Written by: Jorinde Berben
Image credit: Image by Xandra_Iryna on Pixabay
The last few days I have seen dragons pop up in a few different forms.
My children go to a Waldorf school (I’ve written about why in my post 10 Ways in Which Waldorf Education Shaped Me (and Why my Children Go, Too) and yesterday, we celebrated Michaelmas, a festival that celebrates how St. George tames the dragon with the help of the archangel St. Michael. In the Waldorf tradition, the feast focuses on ‘Courage‘ as we head into the darkness of Autumn and Winter. We also need courage, however, to face our inner struggles. In our school, close by the seaside, we celebrate the festival by building huge sand castles with the school, that make up our defense against the sea. There’s also singing, a play in which St. George tames the dragon and frees the princess, and, of course, food.
What I love about how we celebrate Michaelmas is that St. George doesn’t slay the dragon. He doesn’t have to kill it. He only needs to tame it. I’ve celebrated this festival many, many times, and I’ve always loved dragons, the meanings they carry in different cultures (the luck they bring in Chinese culture), the art work that’s created of them. It wasn’t until an EMDR session last year, however, that I made a more personal connection with dragons.
It was a pretty intense session in which I had come across lots of fear and feelings of unsafety that I still carried from my childhood. My therapist then led me through a guided meditation to a ‘safe space’, a place where I felt completely at ease and could leave my inner child without having to worry about her. But it was also be a space that I, as my adult self, could visit whenever I needed it.

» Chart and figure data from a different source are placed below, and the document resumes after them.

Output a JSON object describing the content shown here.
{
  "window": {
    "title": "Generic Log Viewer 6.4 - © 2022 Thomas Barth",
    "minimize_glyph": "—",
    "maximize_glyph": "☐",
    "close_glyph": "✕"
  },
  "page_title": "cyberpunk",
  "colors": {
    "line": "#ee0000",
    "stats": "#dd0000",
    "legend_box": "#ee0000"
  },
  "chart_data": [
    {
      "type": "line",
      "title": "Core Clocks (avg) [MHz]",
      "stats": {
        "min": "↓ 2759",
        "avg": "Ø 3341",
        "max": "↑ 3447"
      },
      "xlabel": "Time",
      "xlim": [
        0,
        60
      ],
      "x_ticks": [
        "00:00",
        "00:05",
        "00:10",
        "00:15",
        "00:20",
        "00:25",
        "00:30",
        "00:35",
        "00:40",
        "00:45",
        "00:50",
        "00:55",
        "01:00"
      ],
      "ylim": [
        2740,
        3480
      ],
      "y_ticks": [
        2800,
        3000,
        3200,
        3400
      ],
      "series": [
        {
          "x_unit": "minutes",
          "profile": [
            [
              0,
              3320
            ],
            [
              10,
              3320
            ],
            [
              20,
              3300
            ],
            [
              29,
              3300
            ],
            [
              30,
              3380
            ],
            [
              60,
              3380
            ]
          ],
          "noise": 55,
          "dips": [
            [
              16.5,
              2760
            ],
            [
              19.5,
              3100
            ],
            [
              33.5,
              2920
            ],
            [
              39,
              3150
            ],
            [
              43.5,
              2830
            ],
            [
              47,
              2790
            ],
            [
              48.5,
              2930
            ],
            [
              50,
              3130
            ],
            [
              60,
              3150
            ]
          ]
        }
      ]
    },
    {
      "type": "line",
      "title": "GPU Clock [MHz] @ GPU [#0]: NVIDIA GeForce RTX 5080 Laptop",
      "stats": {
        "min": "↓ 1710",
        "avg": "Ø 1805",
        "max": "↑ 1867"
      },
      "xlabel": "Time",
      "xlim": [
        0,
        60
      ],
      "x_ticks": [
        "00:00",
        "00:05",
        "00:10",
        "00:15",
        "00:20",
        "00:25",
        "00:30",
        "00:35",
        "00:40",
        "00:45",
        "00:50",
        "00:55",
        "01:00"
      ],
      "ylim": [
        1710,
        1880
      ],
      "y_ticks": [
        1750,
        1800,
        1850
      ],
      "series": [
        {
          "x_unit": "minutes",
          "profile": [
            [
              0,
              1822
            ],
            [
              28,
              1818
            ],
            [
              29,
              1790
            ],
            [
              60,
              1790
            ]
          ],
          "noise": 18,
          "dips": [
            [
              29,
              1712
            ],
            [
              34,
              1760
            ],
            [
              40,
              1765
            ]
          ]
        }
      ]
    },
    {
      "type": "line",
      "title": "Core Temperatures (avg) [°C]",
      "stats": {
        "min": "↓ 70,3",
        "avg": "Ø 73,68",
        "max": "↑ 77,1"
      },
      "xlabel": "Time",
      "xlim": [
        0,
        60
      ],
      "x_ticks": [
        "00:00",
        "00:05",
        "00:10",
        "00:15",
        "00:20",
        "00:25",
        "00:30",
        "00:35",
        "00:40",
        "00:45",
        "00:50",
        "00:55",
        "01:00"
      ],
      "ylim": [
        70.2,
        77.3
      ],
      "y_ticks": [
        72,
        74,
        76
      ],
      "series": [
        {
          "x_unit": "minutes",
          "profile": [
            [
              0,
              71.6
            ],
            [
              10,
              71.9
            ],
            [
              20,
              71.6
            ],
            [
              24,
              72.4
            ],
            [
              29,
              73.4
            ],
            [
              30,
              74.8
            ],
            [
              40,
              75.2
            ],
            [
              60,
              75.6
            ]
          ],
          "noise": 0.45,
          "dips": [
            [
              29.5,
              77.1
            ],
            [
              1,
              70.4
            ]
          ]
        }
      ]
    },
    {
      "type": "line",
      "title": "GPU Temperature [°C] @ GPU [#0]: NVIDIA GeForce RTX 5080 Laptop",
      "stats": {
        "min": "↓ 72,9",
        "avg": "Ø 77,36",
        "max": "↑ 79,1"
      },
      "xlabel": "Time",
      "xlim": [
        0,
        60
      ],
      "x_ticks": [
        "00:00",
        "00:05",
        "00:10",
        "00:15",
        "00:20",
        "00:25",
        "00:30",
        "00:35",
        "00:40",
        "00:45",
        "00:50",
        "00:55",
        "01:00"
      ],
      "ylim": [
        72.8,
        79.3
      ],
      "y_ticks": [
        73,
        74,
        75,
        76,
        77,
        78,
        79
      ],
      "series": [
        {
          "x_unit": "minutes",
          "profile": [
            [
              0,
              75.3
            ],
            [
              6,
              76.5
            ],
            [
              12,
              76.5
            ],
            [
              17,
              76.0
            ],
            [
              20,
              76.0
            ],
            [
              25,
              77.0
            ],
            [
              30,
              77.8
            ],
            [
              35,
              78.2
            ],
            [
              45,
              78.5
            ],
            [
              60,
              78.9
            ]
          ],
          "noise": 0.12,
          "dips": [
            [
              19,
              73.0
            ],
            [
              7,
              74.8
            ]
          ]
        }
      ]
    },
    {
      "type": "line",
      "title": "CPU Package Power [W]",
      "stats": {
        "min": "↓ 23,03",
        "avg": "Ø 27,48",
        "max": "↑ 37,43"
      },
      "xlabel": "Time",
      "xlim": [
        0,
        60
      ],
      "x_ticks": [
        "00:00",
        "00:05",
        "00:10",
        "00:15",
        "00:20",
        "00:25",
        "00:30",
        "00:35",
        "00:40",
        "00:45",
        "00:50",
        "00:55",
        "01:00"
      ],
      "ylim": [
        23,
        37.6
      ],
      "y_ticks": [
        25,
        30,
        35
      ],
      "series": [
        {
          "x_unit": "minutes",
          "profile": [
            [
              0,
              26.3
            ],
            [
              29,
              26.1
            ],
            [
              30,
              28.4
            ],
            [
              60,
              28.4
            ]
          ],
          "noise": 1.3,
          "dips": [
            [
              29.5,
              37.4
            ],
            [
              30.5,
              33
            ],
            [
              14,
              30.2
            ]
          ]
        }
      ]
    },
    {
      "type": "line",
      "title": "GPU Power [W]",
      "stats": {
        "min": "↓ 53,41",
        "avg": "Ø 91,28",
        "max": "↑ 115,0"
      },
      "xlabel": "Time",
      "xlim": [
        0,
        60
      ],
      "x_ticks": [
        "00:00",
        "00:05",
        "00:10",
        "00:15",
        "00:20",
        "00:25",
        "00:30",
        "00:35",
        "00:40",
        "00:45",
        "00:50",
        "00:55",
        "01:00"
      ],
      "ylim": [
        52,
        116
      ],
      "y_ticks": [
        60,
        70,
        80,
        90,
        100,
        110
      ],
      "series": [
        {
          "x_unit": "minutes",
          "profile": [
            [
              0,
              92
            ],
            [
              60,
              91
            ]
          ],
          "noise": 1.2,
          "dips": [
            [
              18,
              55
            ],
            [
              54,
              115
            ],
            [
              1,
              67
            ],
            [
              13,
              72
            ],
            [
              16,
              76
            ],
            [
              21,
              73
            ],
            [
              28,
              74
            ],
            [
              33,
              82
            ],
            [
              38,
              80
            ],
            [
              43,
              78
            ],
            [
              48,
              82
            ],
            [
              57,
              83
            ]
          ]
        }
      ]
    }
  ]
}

By the end of the meditation, my safe space appeared to have a large dragon wrapped around it, protecting me from the outside world. It was kind, gentle and strong. Its body lay curled up around the space, much like in the image above that I came across just now.
Friday, during another intense EMDR session, the dragon returned.
I saw the image of myself in a cage that both held me captive and protected me from people around me that were trying to get to me. When my therapist asked me what would happen if I opened the cage, the dragon appeared. It placed itself between me and the other people. This time the dragon was fierce. It roared and lashed out. It was incredibly angry, and that anger made me feel safe.
It isn’t too hard for me to connect the image to the last few weeks of my life, or my whole life in general. My anger has been my shield in one way or another for many years. It used to be turned inwards, raging against my sense of self-worth as I was too afraid to be angry with others. But in the last 5 years or so, as I’ve grown stronger and learned to love myself more, my dragon now faces outward, and it’s not always pretty. I try to subdue it, but it costs me tons of energy.
When we hear about inner dragons, we often get the idea that we need to defeat them, that we should get rid of them. And if not that, then maybe that we need to control them so that they become less harmful.
I don’t know about you, but I don’t really see how I am going to control a dragon! I’m just a human being. I’m tiny in comparison.
So how do we approach something so wild and fierce, something that we know we could never conquer if we fought it?
Have you ever seen that scene in the Horse Whisperer in which Robert Redford approaches the horse for the first time? He doesn’t try to overpower it, or trick it in any way. What he actually tries is to gain the horse’s trust. He shows the animal that it doesn’t need to fear him. That it is safe with him.
I believe we need to do the same thing with our dragons. My anger is there for a reason. The dragon wants to keep me safe. So the only time it will lash out is when it believes that I am unsafe. My job is not to teach it to stop lashing out. I rather want it to lash out when I’m actually in danger. What I can do is show it, or rather show myself, that some of these situations that feel unsafe are actually not dangerous at all. I can learn to feel safer and deal with the issues that have created this feeling of being threatened in my life.
The energy that fuels that dragon is life energy. You might even say the dragon IS life energy (this is also the symbolism in Kundalini traditions). If I try to subdue it or supress it, it will come out in other distructive ways. It might make me depressed, or physically ill. What I really want to try is to gain its trust. I want to whisper to the dragon horsewhisperer style, tell it that I’m safe and that I’m so glad that it is there.
For me, that doesn’t involve fighting as much as it does standing my ground. Perhaps that’s what St. George is really doing as well. He’s standing his ground.
St. Michael gives him the courage to uphold what’s right and true, so that the dragon knows that he doesn’t have to roar anymore.
Knowing that this anger is not something to get rid of gives me a huge sense of relief. There’s so much strength there that I don’t just want to let go of.
What are some of the dragons you are facing in your life? What are they trying to do for you? How are they keeping you safe? And how could you approach them in such a way that they wouldn’t feel the need to roar?